Security Testing Comes of AgeEthical Testers Eye Expansion into New Global Markets
Not only does CREST test the security of an organizations' systems and processes, but it also validates the skills and competencies of the information security staff. CREST also works with industry groups and government organizations to address broader issues related to information assurance.
Up to now, CREST has been UK-centric, but today is strategizing to grow throughout Europe, Asia and North America. "In a very short period of time, we've grown from nothing to being a sort of de facto standard," Glover says.
In an interview about CREST and security testing, Glover discusses:
- The evolution of security testing;
- Today's top threats, and how CREST is evolving to tackle them;
- Advice to anyone seeking a career in security testing.
Glover has 34 years experience in information technology and has specialised in professional services for the last 28 years.
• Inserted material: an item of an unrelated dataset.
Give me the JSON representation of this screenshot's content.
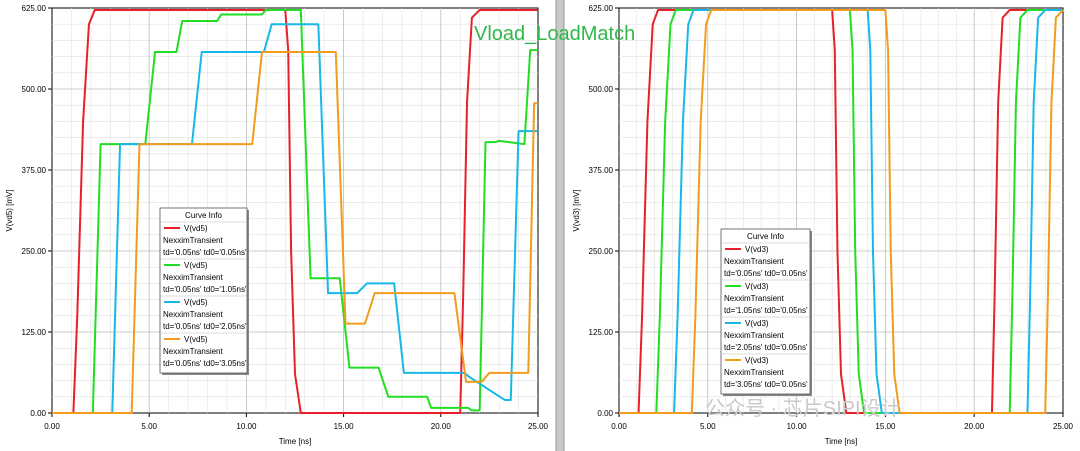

CREST is a not for profit organization. It was established to help develop professionalism within the information technology security testing community and provide a development path for individual testers. The Register is used by private sector organizations to gain a level of assurance that the security testers are competent and that the organizations they work for have appropriate processes and controls in place. The CREST qualifications have been assessed and are recognised by the UK government. The qualifications are a mandatory requirement for individuals carry out penetration testing work on government system. Ian is currently running a project to develop a set of professional network forensics qualifications with the support of the UK Centre for the Protection of National Infrastructure Industry. All the CREST qualifications have been evaluated by NBISE (National Bureau of Information Security Examiners) in the USA and a strategy for their implementation is being planned.